Today, I welcome back my colleague Conor Jameson.  I remembered that Conor had written about the wren in his great book, Silent Spring Revisited, and so asked him to be its champion.  He kindly said yes and below he offers his argument for why you should vote for the wren in the Vote National Bird campaign.   

"A dingy London street at first light: cold, quiet and overcast. Piercing the gloom comes a volley of birdsong, an improbable spark in the damp. It rings across the street, richocheting off parked cars, block-paved front gardens. I’ve just returned from working in the tropics, with all its colour and forest noises, but there’s something very special about this familiar, effervescent trill. It’s the song-explosion of a wren, tiny and unseen, but irrepressible. My spirits soar. It is springtime. I am home."

I wouldn’t claim that any one birdsong is better than another. I cherish them all, but I’m backing the humble wren in David Lindo’s National Bird poll. First and foremost it’s just that I’m always cheered by this wee bird, one of the smallest of them all.

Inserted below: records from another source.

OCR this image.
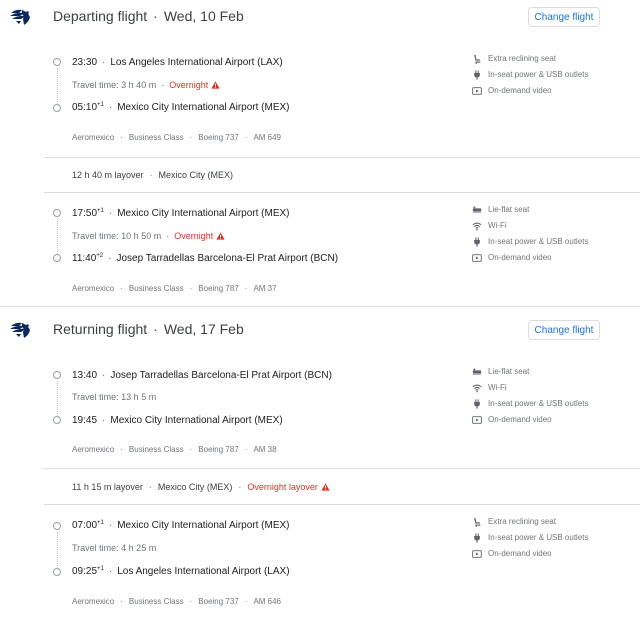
Departing flight · Wed, 10 Feb	Change flight
23:30 · Los Angeles International Airport (LAX)
Travel time: 3 h 40 m · Overnight
$05:10^{+1}$ · Mexico City International Airport (MEX)
Aeromexico · Business Class · Boeing 737 · AM 649
Extra reclining seat
In-seat power & USB outlets
On-demand video
12 h 40 m layover · Mexico City (MEX)
$17:50^{+1}$ · Mexico City International Airport (MEX)
Travel time: 10 h 50 m · Overnight
$11:40^{+2}$ · Josep Tarradellas Barcelona-El Prat Airport (BCN)
Aeromexico · Business Class · Boeing 787 · AM 37
Lie-flat seat
Wi-Fi
In-seat power & USB outlets
On-demand video
Returning flight · Wed, 17 Feb	Change flight
13:40 · Josep Tarradellas Barcelona-El Prat Airport (BCN)
Travel time: 13 h 5 m
19:45 · Mexico City International Airport (MEX)
Aeromexico · Business Class · Boeing 787 · AM 38
Lie-flat seat
Wi-Fi
In-seat power & USB outlets
On-demand video
11 h 15 m layover · Mexico City (MEX) · Overnight layover
$07:00^{+1}$ · Mexico City International Airport (MEX)
Travel time: 4 h 25 m
$09:25^{+1}$ · Los Angeles International Airport (LAX)
Aeromexico · Business Class · Boeing 737 · AM 646
Extra reclining seat
In-seat power & USB outlets
On-demand video
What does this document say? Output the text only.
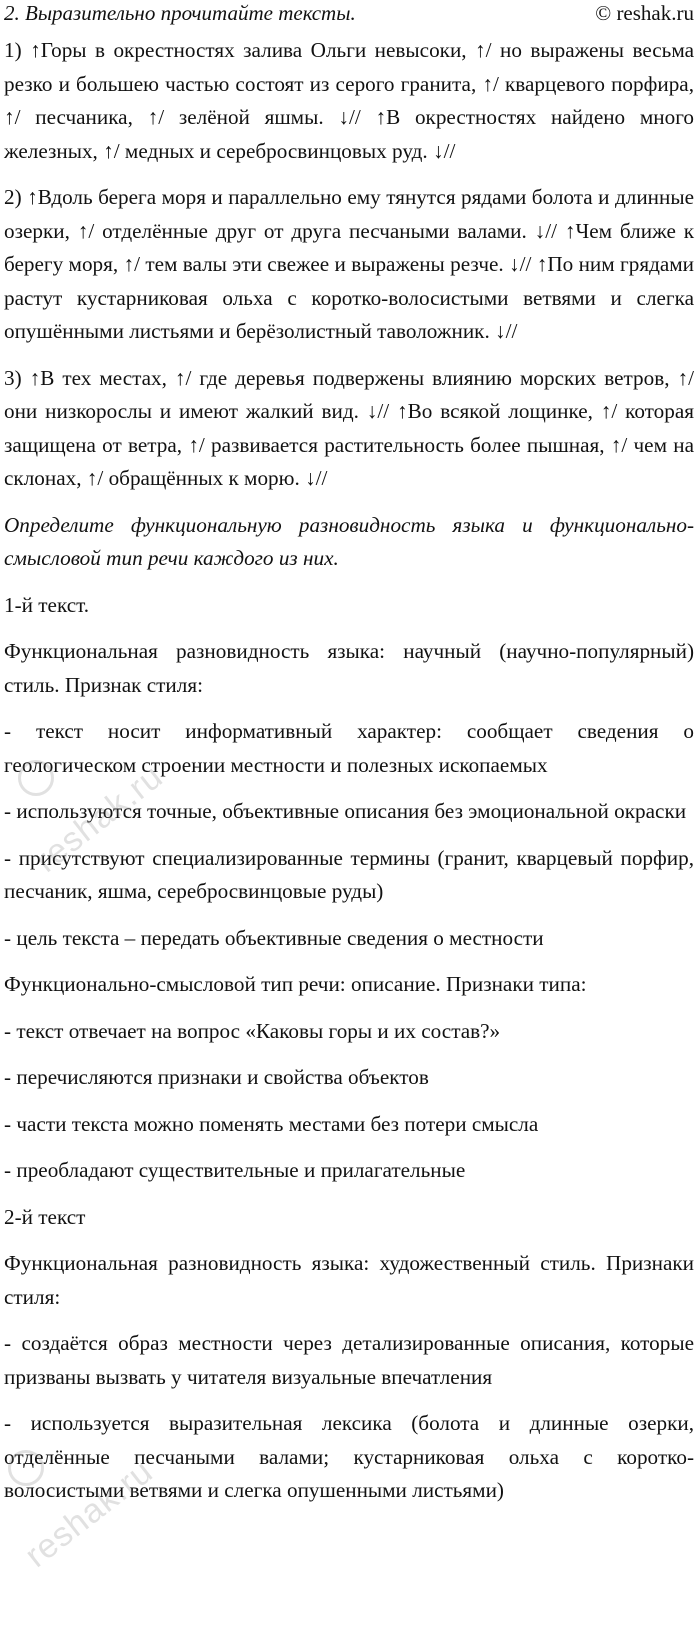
2. Выразительно прочитайте тексты.	© reshak.ru

1) ↑Горы в окрестностях залива Ольги невысоки, ↑/ но выражены весьма резко и большею частью состоят из серого гранита, ↑/ кварцевого порфира, ↑/ песчаника, ↑/ зелёной яшмы. ↓// ↑В окрестностях найдено много железных, ↑/ медных и серебросвинцовых руд. ↓//

2) ↑Вдоль берега моря и параллельно ему тянутся рядами болота и длинные озерки, ↑/ отделённые друг от друга песчаными валами. ↓// ↑Чем ближе к берегу моря, ↑/ тем валы эти свежее и выражены резче. ↓// ↑По ним грядами растут кустарниковая ольха с коротко-волосистыми ветвями и слегка опушёнными листьями и берёзолистный таволожник. ↓//

3) ↑В тех местах, ↑/ где деревья подвержены влиянию морских ветров, ↑/ они низкорослы и имеют жалкий вид. ↓// ↑Во всякой лощинке, ↑/ которая защищена от ветра, ↑/ развивается растительность более пышная, ↑/ чем на склонах, ↑/ обращённых к морю. ↓//

Определите функциональную разновидность языка и функционально-смысловой тип речи каждого из них.

1-й текст.

Функциональная разновидность языка: научный (научно-популярный) стиль. Признак стиля:

- текст носит информативный характер: сообщает сведения о геологическом строении местности и полезных ископаемых

- используются точные, объективные описания без эмоциональной окраски

- присутствуют специализированные термины (гранит, кварцевый порфир, песчаник, яшма, серебросвинцовые руды)

- цель текста – передать объективные сведения о местности

Функционально-смысловой тип речи: описание. Признаки типа:

- текст отвечает на вопрос «Каковы горы и их состав?»

- перечисляются признаки и свойства объектов

- части текста можно поменять местами без потери смысла

- преобладают существительные и прилагательные

2-й текст

Функциональная разновидность языка: художественный стиль. Признаки стиля:

- создаётся образ местности через детализированные описания, которые призваны вызвать у читателя визуальные впечатления

- используется выразительная лексика (болота и длинные озерки, отделённые песчаными валами; кустарниковая ольха с коротко-волосистыми ветвями и слегка опушенными листьями)

reshak.ru
reshak.ru
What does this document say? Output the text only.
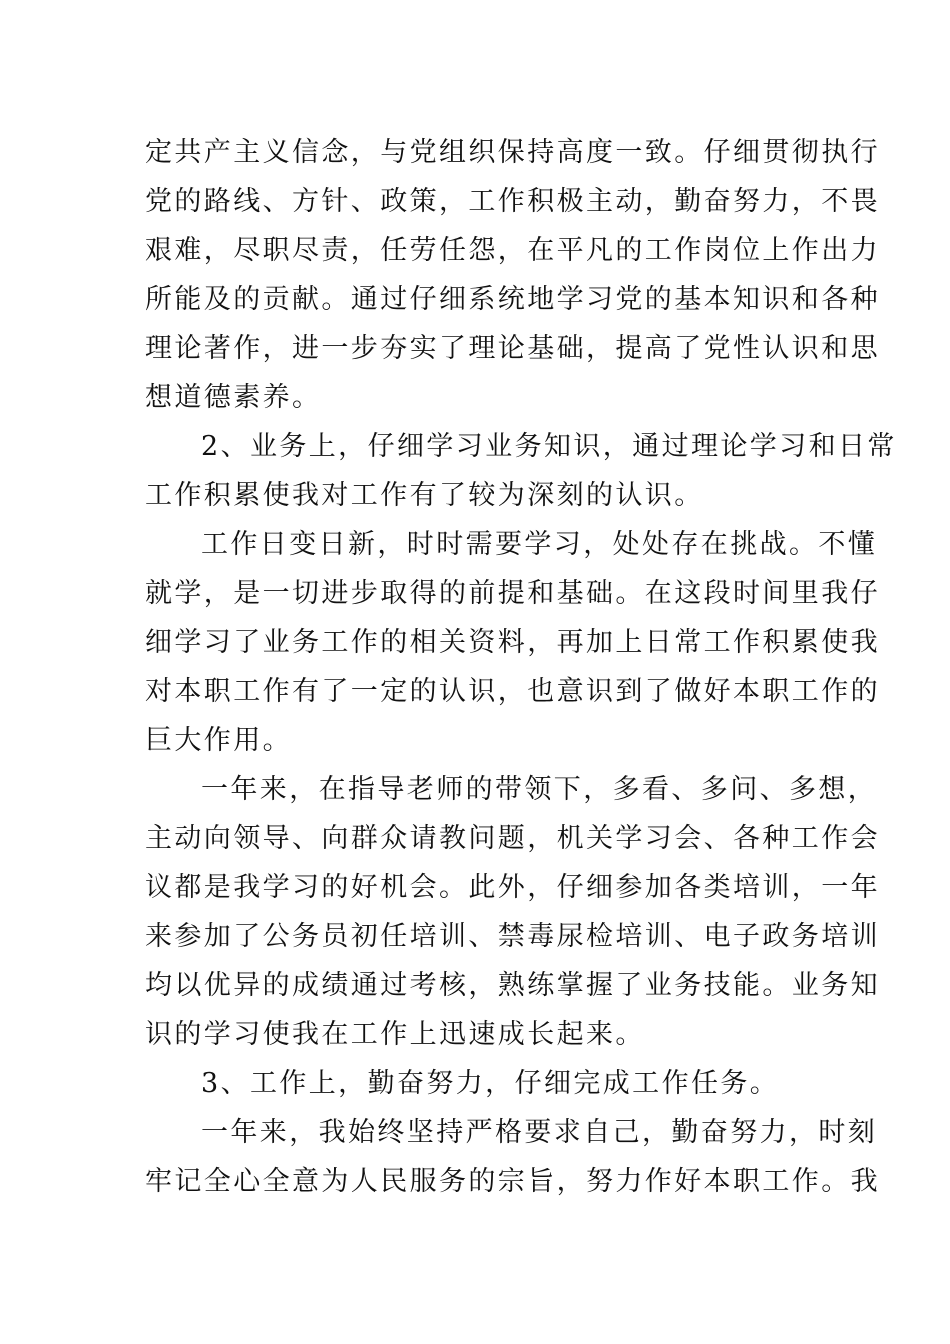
定共产主义信念，与党组织保持高度一致。仔细贯彻执行
党的路线、方针、政策，工作积极主动，勤奋努力，不畏
艰难，尽职尽责，任劳任怨，在平凡的工作岗位上作出力
所能及的贡献。通过仔细系统地学习党的基本知识和各种
理论著作，进一步夯实了理论基础，提高了党性认识和思
想道德素养。

2、业务上，仔细学习业务知识，通过理论学习和日常
工作积累使我对工作有了较为深刻的认识。

工作日变日新，时时需要学习，处处存在挑战。不懂
就学，是一切进步取得的前提和基础。在这段时间里我仔
细学习了业务工作的相关资料，再加上日常工作积累使我
对本职工作有了一定的认识，也意识到了做好本职工作的
巨大作用。

一年来，在指导老师的带领下，多看、多问、多想，
主动向领导、向群众请教问题，机关学习会、各种工作会
议都是我学习的好机会。此外，仔细参加各类培训，一年
来参加了公务员初任培训、禁毒尿检培训、电子政务培训
均以优异的成绩通过考核，熟练掌握了业务技能。业务知
识的学习使我在工作上迅速成长起来。

3、工作上，勤奋努力，仔细完成工作任务。

一年来，我始终坚持严格要求自己，勤奋努力，时刻
牢记全心全意为人民服务的宗旨，努力作好本职工作。我
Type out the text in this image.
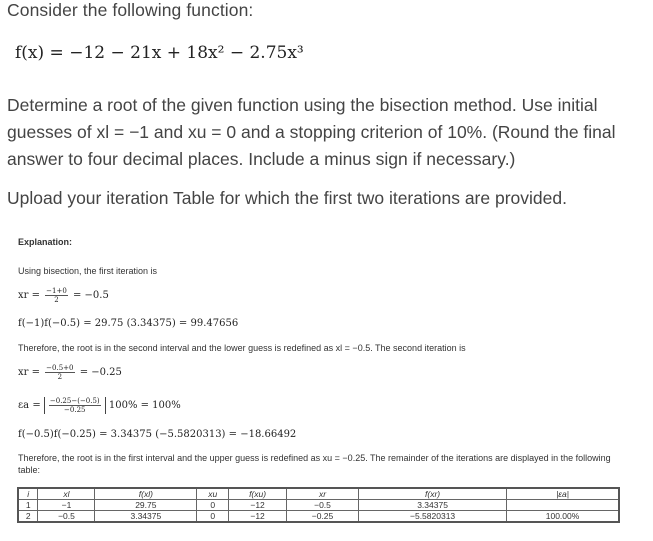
Consider the following function:
f(x) = −12 − 21x + 18x² − 2.75x³
Determine a root of the given function using the bisection method. Use initial guesses of xl = −1 and xu = 0 and a stopping criterion of 10%. (Round the final answer to four decimal places. Include a minus sign if necessary.)
Upload your iteration Table for which the first two iterations are provided.
Explanation:
Using bisection, the first iteration is
xr = $\frac{-1+0}{2} = -0.5$
f(−1)f(−0.5) = 29.75 (3.34375) = 99.47656
Therefore, the root is in the second interval and the lower guess is redefined as xl = −0.5. The second iteration is
xr = $\frac{-0.5+0}{2} = -0.25$
$\varepsilon a = \frac{-0.25-(-0.5)}{-0.25} 100\% = 100\%$
f(−0.5)f(−0.25) = 3.34375 (−5.5820313) = −18.66492
Therefore, the root is in the first interval and the upper guess is redefined as xu = −0.25. The remainder of the iterations are displayed in the following table:
i	xl	f(xl)	xu	f(xu)	xr	f(xr)	|εa|
1	−1	29.75	0	−12	−0.5	3.34375	
2	−0.5	3.34375	0	−12	−0.25	−5.5820313	100.00%
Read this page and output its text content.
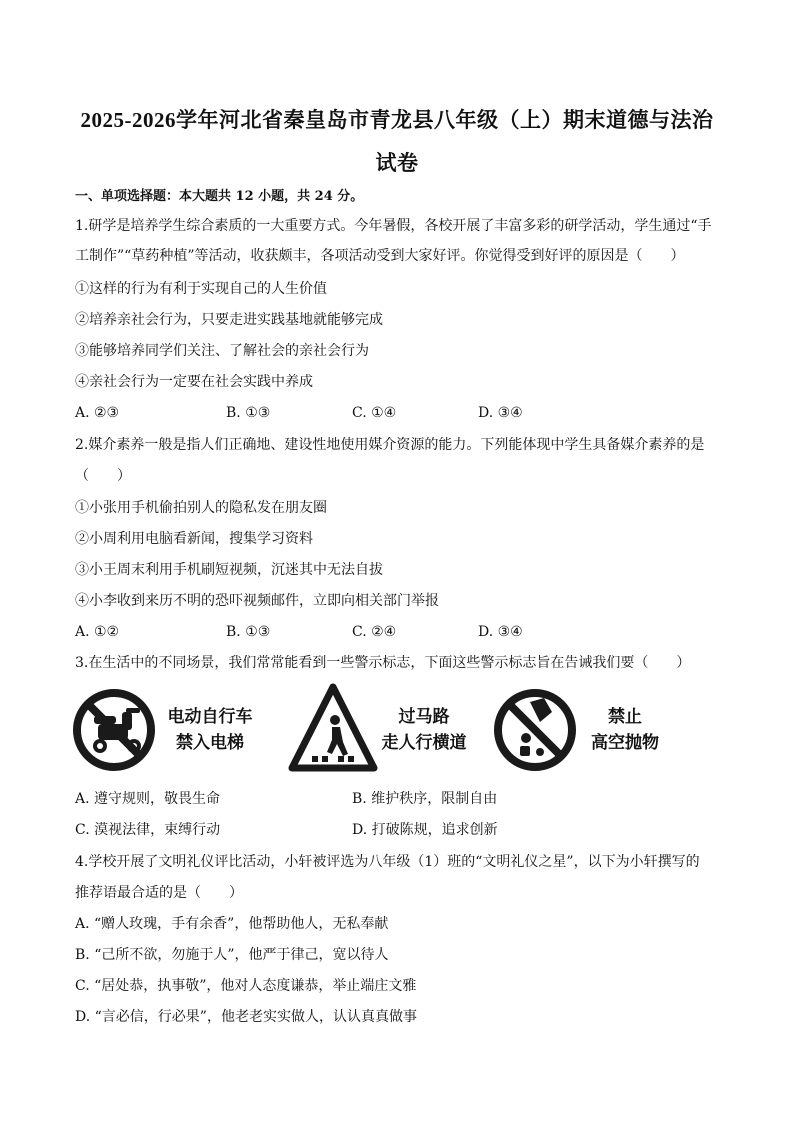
2025-2026学年河北省秦皇岛市青龙县八年级（上）期末道德与法治
试卷
一、单项选择题：本大题共 12 小题，共 24 分。
1.研学是培养学生综合素质的一大重要方式。今年暑假，各校开展了丰富多彩的研学活动，学生通过“手
工制作”“草药种植”等活动，收获颇丰，各项活动受到大家好评。你觉得受到好评的原因是（　　）
①这样的行为有利于实现自己的人生价值
②培养亲社会行为，只要走进实践基地就能够完成
③能够培养同学们关注、了解社会的亲社会行为
④亲社会行为一定要在社会实践中养成
A. ②③	B. ①③	C. ①④	D. ③④
2.媒介素养一般是指人们正确地、建设性地使用媒介资源的能力。下列能体现中学生具备媒介素养的是
（　　）
①小张用手机偷拍别人的隐私发在朋友圈
②小周利用电脑看新闻，搜集学习资料
③小王周末利用手机刷短视频，沉迷其中无法自拔
④小李收到来历不明的恐吓视频邮件，立即向相关部门举报
A. ①②	B. ①③	C. ②④	D. ③④
3.在生活中的不同场景，我们常常能看到一些警示标志，下面这些警示标志旨在告诫我们要（　　）
电动自行车
禁入电梯
过马路
走人行横道
禁止
高空抛物
A. 遵守规则，敬畏生命	B. 维护秩序，限制自由
C. 漠视法律，束缚行动	D. 打破陈规，追求创新
4.学校开展了文明礼仪评比活动，小轩被评选为八年级（1）班的“文明礼仪之星”，以下为小轩撰写的
推荐语最合适的是（　　）
A. “赠人玫瑰，手有余香”，他帮助他人，无私奉献
B. “己所不欲，勿施于人”，他严于律己，宽以待人
C. “居处恭，执事敬”，他对人态度谦恭，举止端庄文雅
D. “言必信，行必果”，他老老实实做人，认认真真做事
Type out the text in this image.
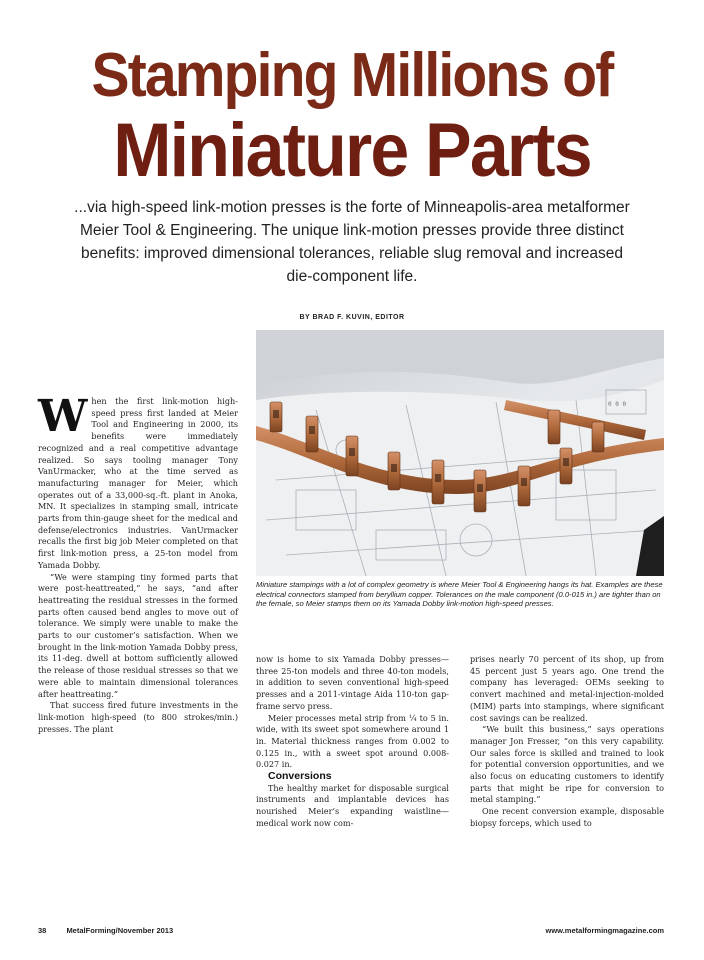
Stamping Millions of
Miniature Parts
...via high-speed link-motion presses is the forte of Minneapolis-area metalformer Meier Tool & Engineering. The unique link-motion presses provide three distinct benefits: improved dimensional tolerances, reliable slug removal and increased die-component life.
BY BRAD F. KUVIN, EDITOR
0 0 0
Miniature stampings with a lot of complex geometry is where Meier Tool & Engineering hangs its hat. Examples are these electrical connectors stamped from beryllium copper. Tolerances on the male component (0.0-015 in.) are tighter than on the female, so Meier stamps them on its Yamada Dobby link-motion high-speed presses.

When the first link-motion high-speed press first landed at Meier Tool and Engineering in 2000, its benefits were immediately recognized and a real competitive advantage realized. So says tooling manager Tony VanUrmacker, who at the time served as manufacturing manager for Meier, which operates out of a 33,000-sq.-ft. plant in Anoka, MN. It specializes in stamping small, intricate parts from thin-gauge sheet for the medical and defense/electronics industries. VanUrmacker recalls the first big job Meier completed on that first link-motion press, a 25-ton model from Yamada Dobby.

“We were stamping tiny formed parts that were post-heattreated,” he says, “and after heattreating the residual stresses in the formed parts often caused bend angles to move out of tolerance. We simply were unable to make the parts to our customer’s satisfaction. When we brought in the link-motion Yamada Dobby press, its 11-deg. dwell at bottom sufficiently allowed the release of those residual stresses so that we were able to maintain dimensional tolerances after heattreating.”

That success fired future investments in the link-motion high-speed (to 800 strokes/min.) presses. The plant

now is home to six Yamada Dobby presses—three 25-ton models and three 40-ton models, in addition to seven conventional high-speed presses and a 2011-vintage Aida 110-ton gap-frame servo press.

Meier processes metal strip from ¼ to 5 in. wide, with its sweet spot somewhere around 1 in. Material thickness ranges from 0.002 to 0.125 in., with a sweet spot around 0.008-0.027 in.

Conversions

The healthy market for disposable surgical instruments and implantable devices has nourished Meier’s expanding waistline—medical work now com-

prises nearly 70 percent of its shop, up from 45 percent just 5 years ago. One trend the company has leveraged: OEMs seeking to convert machined and metal-injection-molded (MIM) parts into stampings, where significant cost savings can be realized.

“We built this business,” says operations manager Jon Fresser, “on this very capability. Our sales force is skilled and trained to look for potential conversion opportunities, and we also focus on educating customers to identify parts that might be ripe for conversion to metal stamping.”

One recent conversion example, disposable biopsy forceps, which used to

38	MetalForming/November 2013	www.metalformingmagazine.com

For more democratic reasons I’d propose that because the wren is found virtually everywhere on these islands, from mountain top to city centre to offshore islet, it is a bird with which we can all be familiar; if we know what to look - and listen - for.

I admire the male wren for his energy, often building several nests and letting his partner choose the best one. Both parents then work flat out to feed a large brood of tiny offspring, which spill out of the coconut-scale ball of stems.

I like that wrens are feisty and independent, but sociable when it’s smart to be so. Dozens will cram into a winter hidey-hole to keep warm overnight.

But what clinches it is the sheer joie de vivre, the lustiness of this tiny bird’s vocal performance. And the fact that it will pop up and give you this blast of spirit-lifting song any time of year, any place. A vote for the wren is a vote for the small, the commonplace, the little guy with the big heart – and the big lungs.